Pain: Abdominal cramps and bloating, and shoulder tip pain, are common in the first 24 hours. Worsening pain after this period can be a sign of complications.
Other symptoms of complications: Loss of appetite for food or fluids, reluctance to mobilise, N&V, poor urine output.
Possible signs of complications: Pyrexia, tachycardia, abdominal tenderness or distension.
Time off work: There are no clear guidelines; play it by ear according to the person’s occupation, procedure, and recovery. As a rough rule of thumb, smaller procedures such as lap chol or appendicectomy typically only require a couple of weeks off. Larger procedures are likely to require more time off/more gradual return to work.
Return to driving: Requires the ability not just to do emergency stops, but to turn around enough to check blind spots and to react quickly. Might take one or two weeks for lap chol or appendicectomy and longer for groin surgery or more major procedures.
Heavy lifting: Not that much data. The advice is to avoid lifting anything heavier than a kettle/a shopping bag, and also to avoid pushing and pulling activities such as vacuuming, mowing the lawn, and hanging up heavy washing. One or two weeks should be enough for smaller procedures and four weeks for larger procedures.

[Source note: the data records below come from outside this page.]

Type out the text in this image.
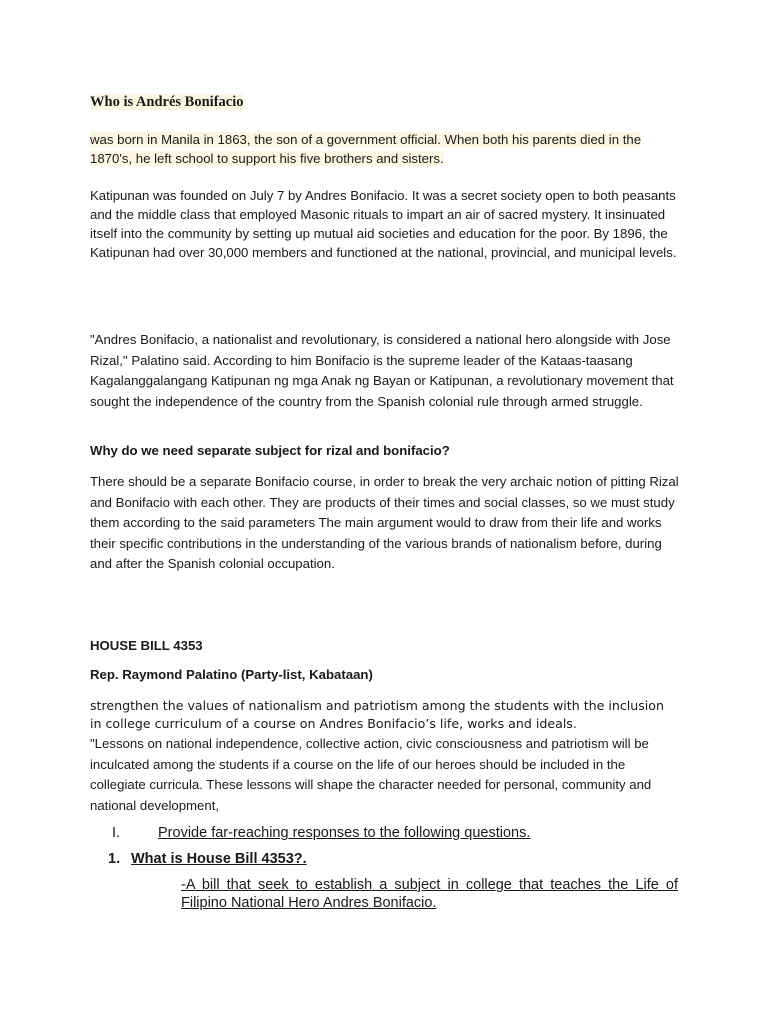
Who is Andrés Bonifacio

was born in Manila in 1863, the son of a government official. When both his parents died in the 1870's, he left school to support his five brothers and sisters.

Katipunan was founded on July 7 by Andres Bonifacio. It was a secret society open to both peasants and the middle class that employed Masonic rituals to impart an air of sacred mystery. It insinuated itself into the community by setting up mutual aid societies and education for the poor. By 1896, the Katipunan had over 30,000 members and functioned at the national, provincial, and municipal levels.

"Andres Bonifacio, a nationalist and revolutionary, is considered a national hero alongside with Jose Rizal," Palatino said. According to him Bonifacio is the supreme leader of the Kataas-taasang Kagalanggalangang Katipunan ng mga Anak ng Bayan or Katipunan, a revolutionary movement that sought the independence of the country from the Spanish colonial rule through armed struggle.

Why do we need separate subject for rizal and bonifacio?

There should be a separate Bonifacio course, in order to break the very archaic notion of pitting Rizal and Bonifacio with each other. They are products of their times and social classes, so we must study them according to the said parameters The main argument would to draw from their life and works their specific contributions in the understanding of the various brands of nationalism before, during and after the Spanish colonial occupation.

HOUSE BILL 4353

Rep. Raymond Palatino (Party-list, Kabataan)

strengthen the values of nationalism and patriotism among the students with the inclusion in college curriculum of a course on Andres Bonifacio’s life, works and ideals.

"Lessons on national independence, collective action, civic consciousness and patriotism will be inculcated among the students if a course on the life of our heroes should be included in the collegiate curricula. These lessons will shape the character needed for personal, community and national development,

I.	Provide far-reaching responses to the following questions.
1. What is House Bill 4353?.

-A bill that seek to establish a subject in college that teaches the Life of Filipino National Hero Andres Bonifacio.
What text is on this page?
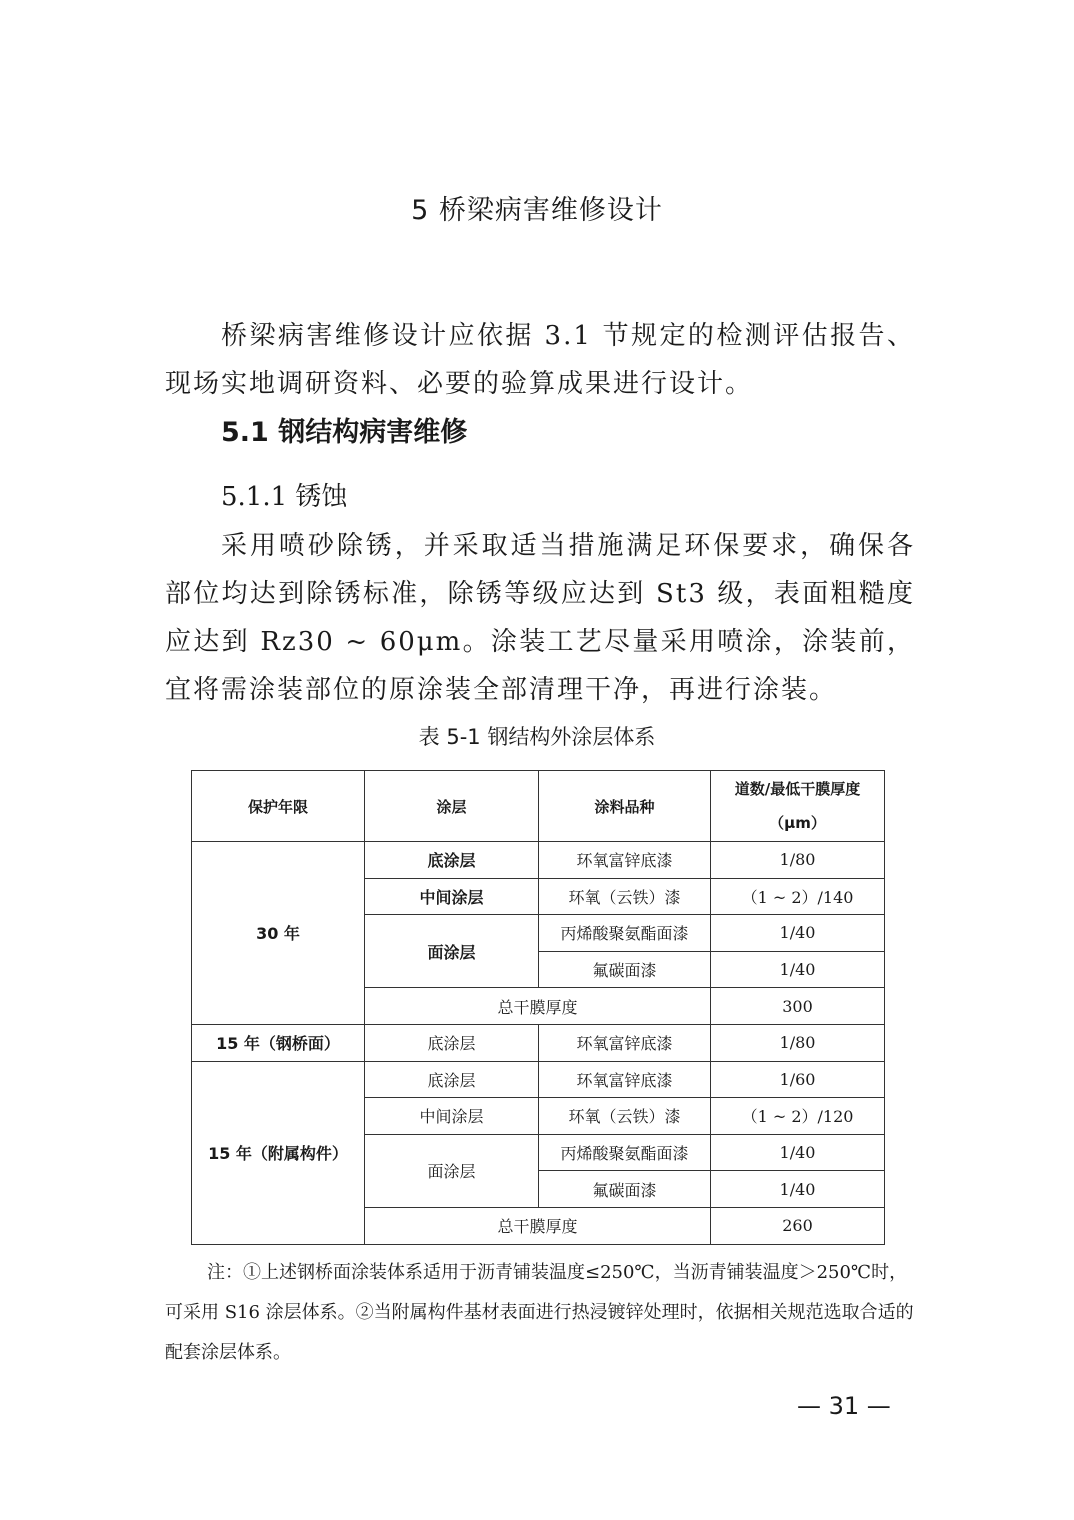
5 桥梁病害维修设计
桥梁病害维修设计应依据 3.1 节规定的检测评估报告、现场实地调研资料、必要的验算成果进行设计。
5.1 钢结构病害维修
5.1.1 锈蚀
采用喷砂除锈，并采取适当措施满足环保要求，确保各部位均达到除锈标准，除锈等级应达到 St3 级，表面粗糙度应达到 Rz30 ~ 60μm。涂装工艺尽量采用喷涂，涂装前，宜将需涂装部位的原涂装全部清理干净，再进行涂装。
表 5-1 钢结构外涂层体系
保护年限	涂层	涂料品种	道数/最低干膜厚度（μm）
30 年	底涂层	环氧富锌底漆	1/80
	中间涂层	环氧（云铁）漆	（1 ~ 2）/140
	面涂层	丙烯酸聚氨酯面漆	1/40
		氟碳面漆	1/40
	总干膜厚度		300
15 年（钢桥面）	底涂层	环氧富锌底漆	1/80
15 年（附属构件）	底涂层	环氧富锌底漆	1/60
	中间涂层	环氧（云铁）漆	（1 ~ 2）/120
	面涂层	丙烯酸聚氨酯面漆	1/40
		氟碳面漆	1/40
	总干膜厚度		260
注：①上述钢桥面涂装体系适用于沥青铺装温度≤250℃，当沥青铺装温度＞250℃时，可采用 S16 涂层体系。②当附属构件基材表面进行热浸镀锌处理时，依据相关规范选取合适的配套涂层体系。
— 31 —
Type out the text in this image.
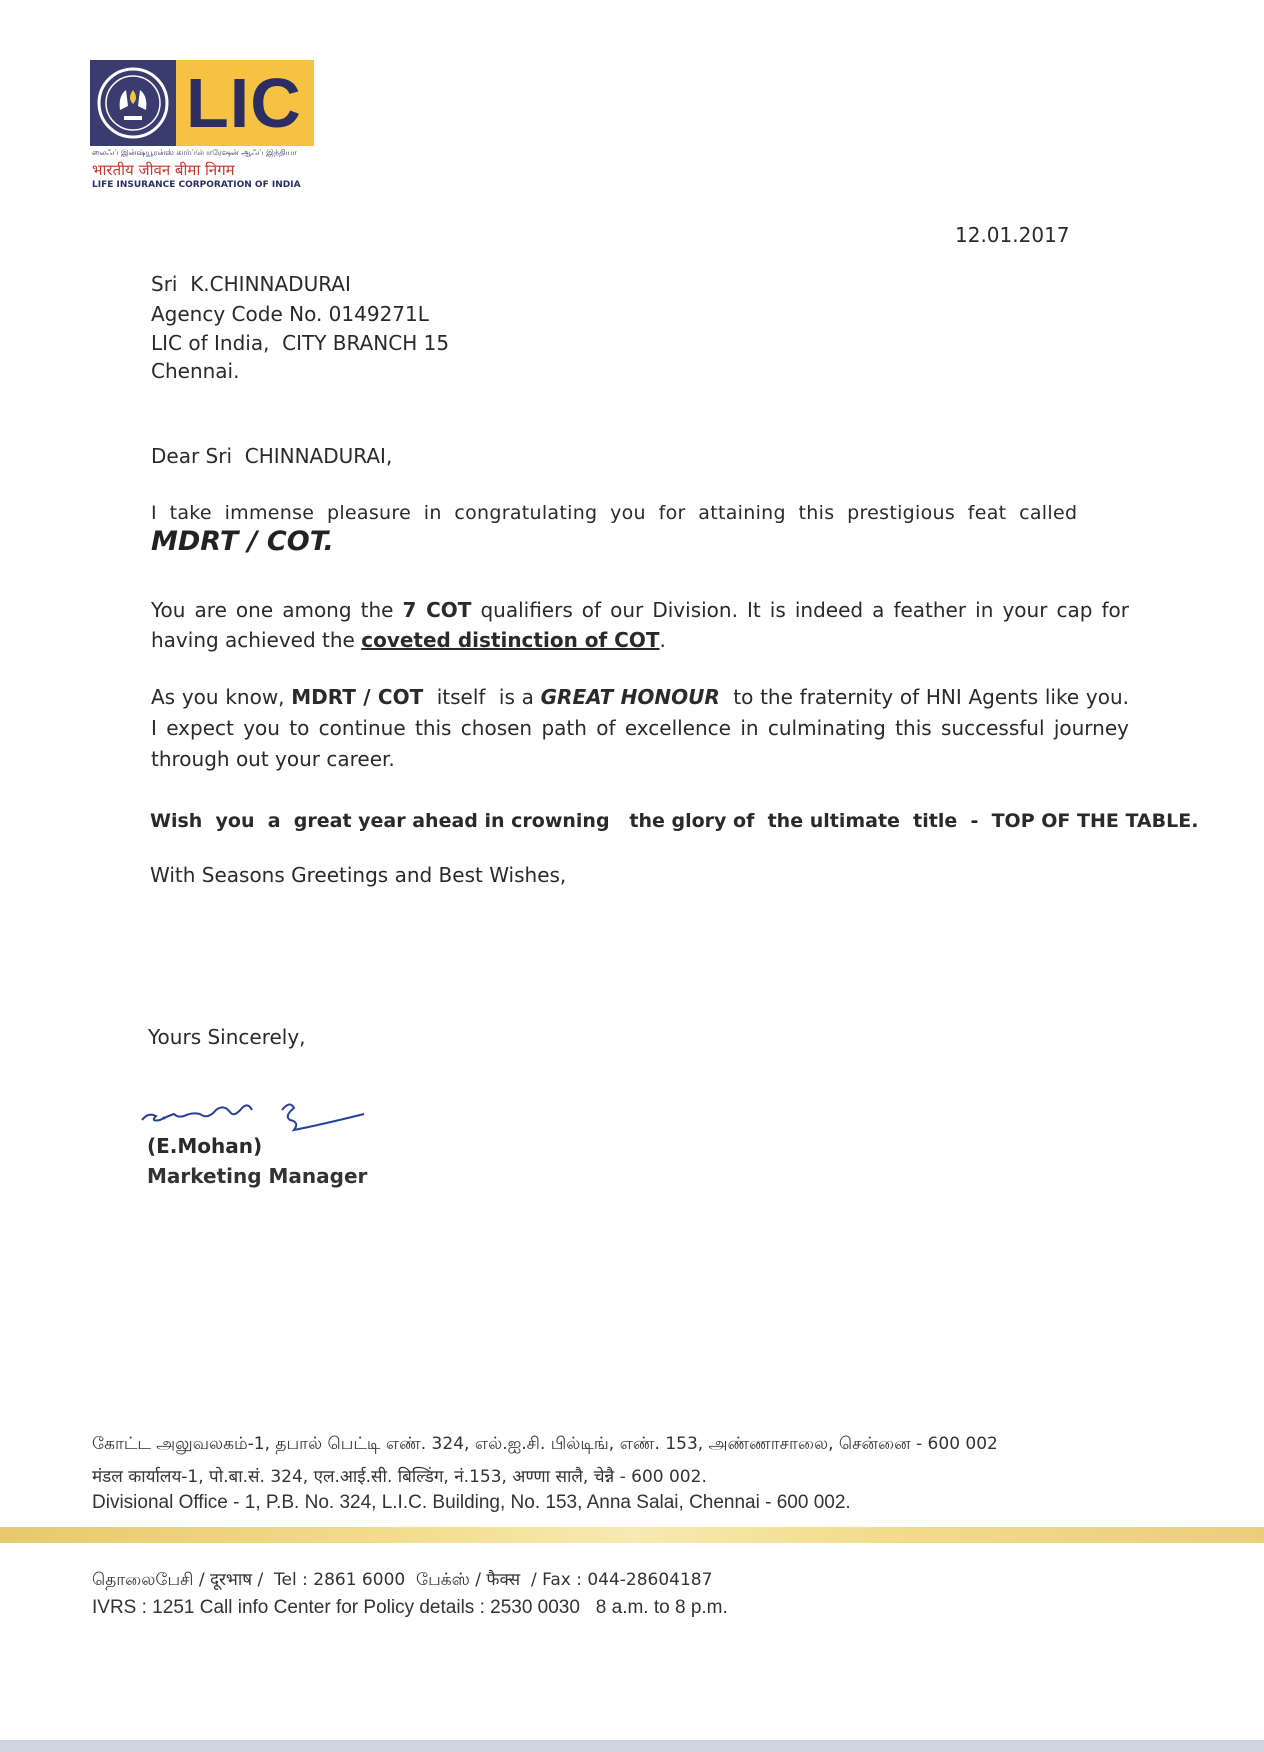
LIC
லைஃப் இன்ஷ்யூரன்ஸ் கார்ப்பொரேஷன் ஆஃப் இந்தியா
भारतीय जीवन बीमा निगम
LIFE INSURANCE CORPORATION OF INDIA
12.01.2017
Sri  K.CHINNADURAI
Agency Code No. 0149271L
LIC of India,  CITY BRANCH 15
Chennai.
Dear Sri  CHINNADURAI,
I  take  immense  pleasure  in  congratulating  you  for  attaining  this  prestigious  feat  called
MDRT / COT.
You are one among the 7 COT qualifiers of our Division. It is indeed a feather in your cap for having achieved the coveted distinction of COT.
As you know, MDRT / COT  itself  is a GREAT HONOUR  to the fraternity of HNI Agents like you.  I expect you to continue this chosen path of excellence in culminating this successful journey through out your career.
Wish  you  a  great year ahead in crowning   the glory of  the ultimate  title  -  TOP OF THE TABLE.
With Seasons Greetings and Best Wishes,
Yours Sincerely,
(E.Mohan)
Marketing Manager
கோட்ட அலுவலகம்-1, தபால் பெட்டி எண். 324, எல்.ஐ.சி. பில்டிங், எண். 153, அண்ணாசாலை, சென்னை - 600 002
मंडल कार्यालय-1, पो.बा.सं. 324, एल.आई.सी. बिल्डिंग, नं.153, अण्णा सालै, चेन्नै - 600 002.
Divisional Office - 1, P.B. No. 324, L.I.C. Building, No. 153, Anna Salai, Chennai - 600 002.
தொலைபேசி / दूरभाष /  Tel : 2861 6000  பேக்ஸ் / फैक्स  / Fax : 044-28604187
IVRS : 1251 Call info Center for Policy details : 2530 0030   8 a.m. to 8 p.m.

Eating and drinking: Normally no restrictions, although a few procedures (gastric banding, anti-reflux surgery, surgery for oesophagogastric cancer) can require a liquid-only diet initially.
Recovery generally: Patients should expect to notice an almost daily increase in how much they can do without pain or discomfort.
Travel: Patients are advised not to fly for 24 hours after laparoscopy because of the possibility of expansion of carbon dioxide in the abdominal cavity. It’s considered sensible to use thromboembolic stockings if flying within the first month.
Swelling at the site: Might be due to haematoma, abscess, or seroma; important as seromas may be treatable conservatively, but abscesses and large haematomas are usually going to require surgical intervention.
- Haematoma: Usually shows up within 24 – 48 hours of surgery. May be painful and there may be bruising present. Overlying skin temperature is normal.
- Abscess: Typically 3 – 7 days after surgery. Likely to be very tender with hot, red overlying skin and sometimes visible purulent discharge.
- Seroma: Usually show up over a week post-op and cause only slight discomfort. Skin colour and temperature are normal.
Note that superficial wound infections can probably be treated in general practice, but contact surgery if there is any concern about possible deeper infection.
Thromboprophylaxis: In cancer patients, and normally in patients who’ve had bariatric surgery for morbid obesity, this is continued for a month.